CORPORATE INVESTMENT FINANCING AND FINANCIAL PERFORMANCE OF LISTED MANUFACTURING FIRMS IN NIGERIA
Keywords:
Corporate Investment Financing, Equity Financing, Financial Performance, Long Debt Financing, Preferred Stock, Short Debt FinancingAbstract
The study evaluated the effect of corporate investment financing on the financial performance of listed manufacturing firms in Nigeria. Specifically, the study determine the effect of equity financing, long term debt financing, short term debt financing and preferred stock financing on return on investment of manufacturing firms in Nigeria. Ex-post facto research design was used in the study. The purposive sampling was used to select a sample size of 29 firms over a thirteen year period that spanned from 2012 – 2024. Descriptive analysis was carried out together with correlational analysis, multicollinearity test, linearity test, autocorrelation test, cross-sectional dependence test, and heteroskedasticity test.
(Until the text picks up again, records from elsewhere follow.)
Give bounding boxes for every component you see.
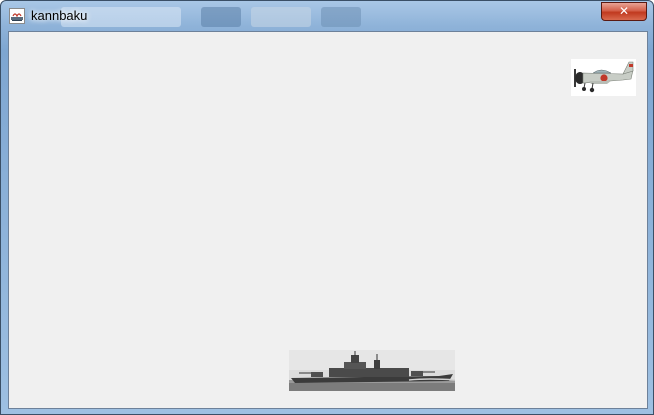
battleship-sprite [289, 350, 455, 391]
title-bar[interactable]: kannbaku ✕ [1, 1, 653, 31]
close-button[interactable]: ✕ [601, 2, 647, 21]
window-title: kannbaku [31, 8, 88, 23]
game-canvas[interactable] [8, 31, 648, 409]
app-window: kannbaku ✕ [0, 0, 654, 415]
fighter-plane-sprite [571, 59, 636, 96]
java-app-icon[interactable] [9, 8, 25, 24]
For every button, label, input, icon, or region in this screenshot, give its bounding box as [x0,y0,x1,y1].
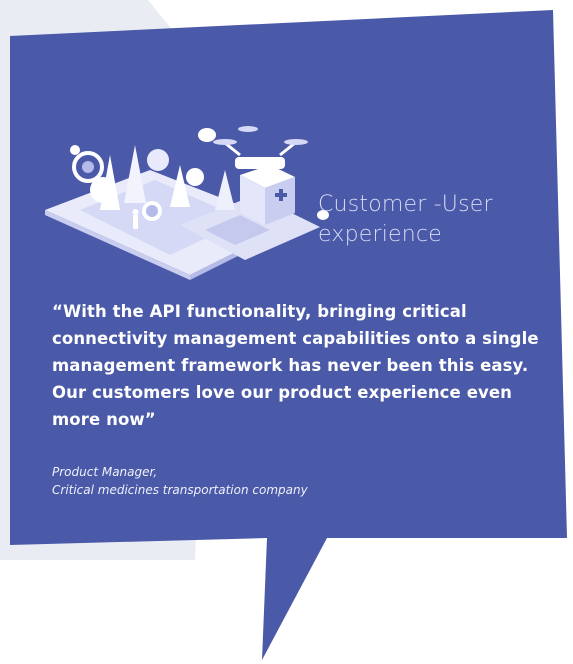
section-title-line-2: experience [318,222,442,247]
author-role: Product Manager, [52,465,158,479]
testimonial-attribution: Product Manager, Critical medicines tran… [52,463,512,499]
author-company: Critical medicines transportation compan… [52,483,308,497]
testimonial-quote: “With the API functionality, bringing cr… [52,302,539,429]
section-title-line-1: Customer -User [318,192,493,217]
section-title: Customer -User experience [318,190,558,250]
drone-delivery-illustration-icon [45,126,329,280]
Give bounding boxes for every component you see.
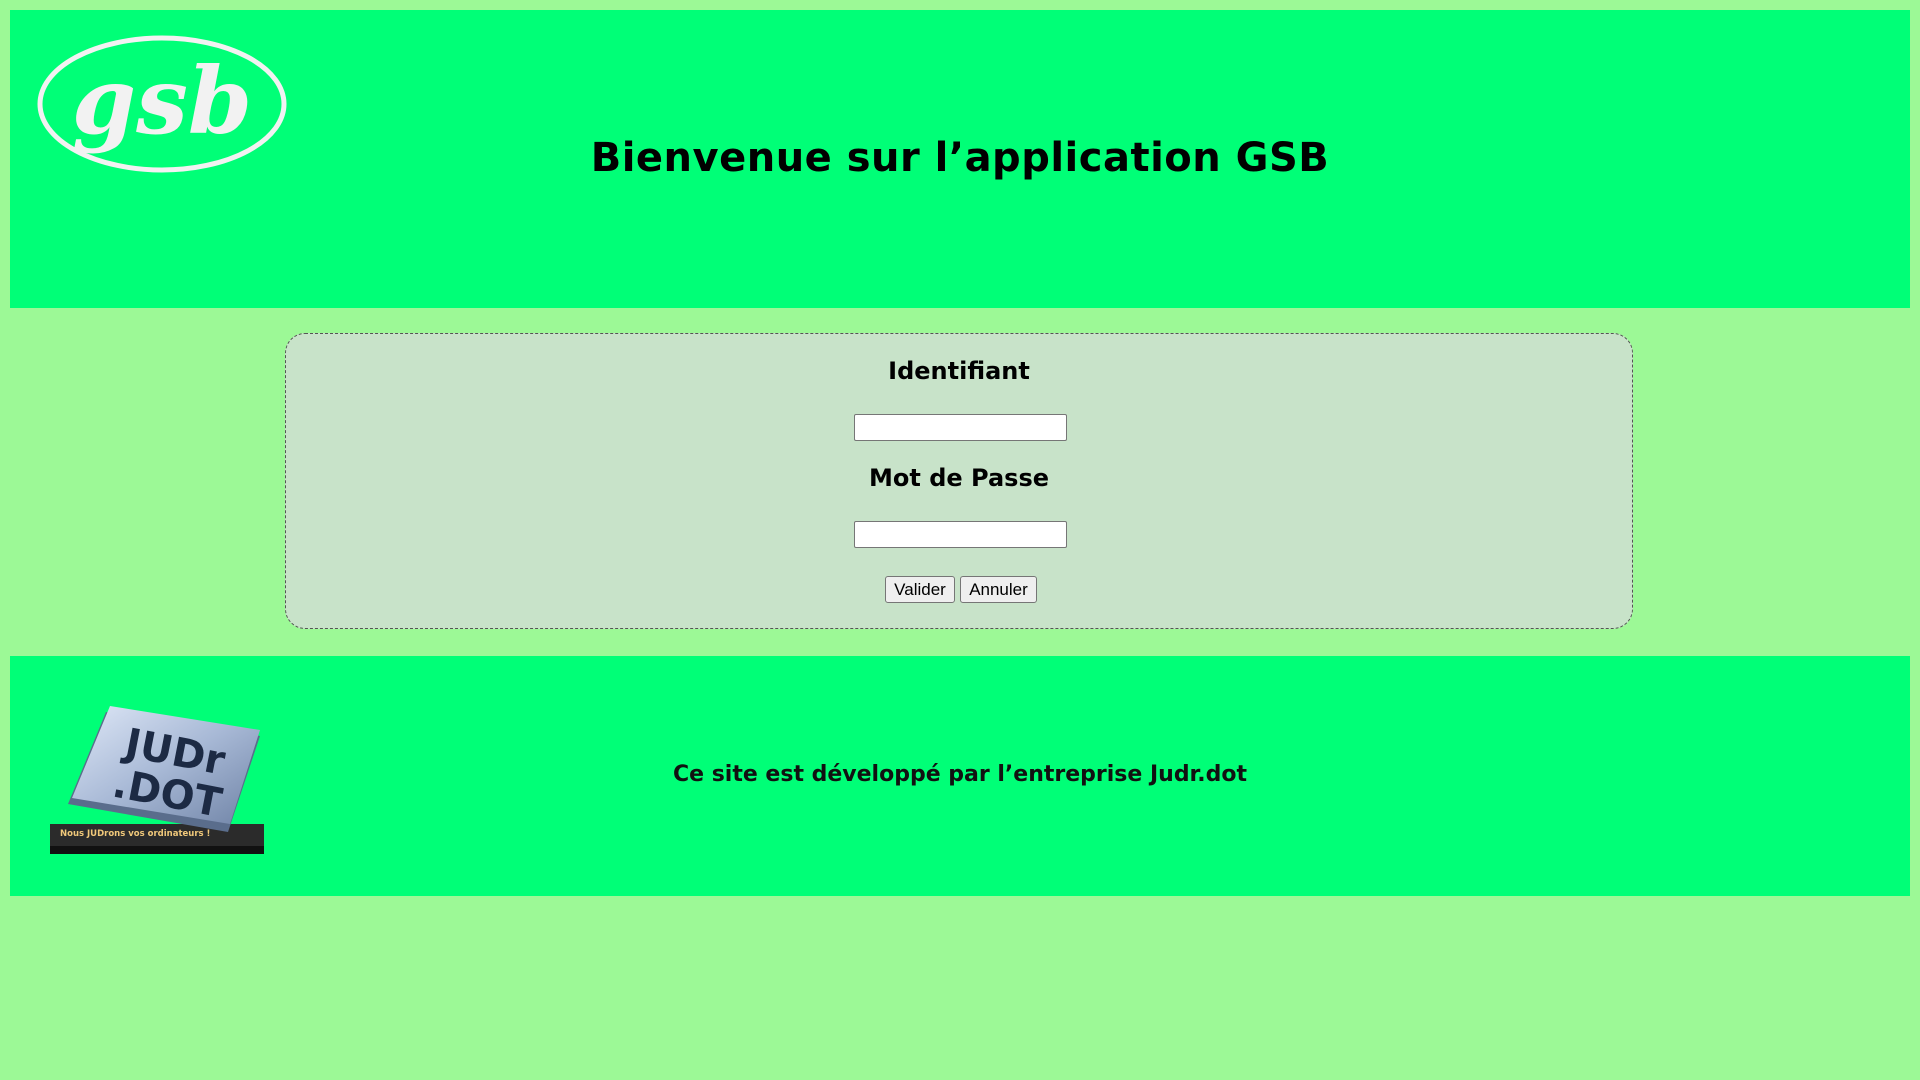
footer-banner: JUDr .DOT Nous JUDrons vos ordinateurs !… [10,656,1910,896]
page-title: Bienvenue sur l’application GSB [590,135,1330,181]
footer-text: Ce site est développé par l’entreprise J… [672,762,1248,787]
username-input[interactable] [854,414,1067,441]
cancel-button[interactable]: Annuler [960,576,1037,603]
username-label: Identifiant [888,357,1030,385]
password-label: Mot de Passe [869,464,1049,492]
header-banner: gsb Bienvenue sur l’application GSB [10,10,1910,308]
password-input[interactable] [854,521,1067,548]
judr-logo-tagline: Nous JUDrons vos ordinateurs ! [60,829,210,839]
login-form: Identifiant Mot de Passe Valider Annuler [285,333,1633,629]
submit-button[interactable]: Valider [885,576,955,603]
The test of hypotheses was conducted using Panel Estimated Generalised Least Squares. The findings revealed that equity capital financing, long-term debt financing and short-term debt financing have a negative but significant effect on return on investment of manufacturing firms in Nigeria (β = -0.2611, p = 0.0000; β = -0.4857, p = 0.0000; and β = -0.2345, p = 0.0000), while preferred stock financing has a positive and significant effect on return on investment of manufacturing firms in Nigeria (β = 5.3326, p = 0.0213). In conclusion, when financing tools are structured with hybrid features that balance investor expectations with operational flexibility, firms may experience better financial outcomes. The study recommends that managers of listed manufacturing firms in Nigeria minimize reliance on equity financing unless absolutely necessary. They should consider other funding options to avoid dilution of ownership and reduce the negative impact on ROI.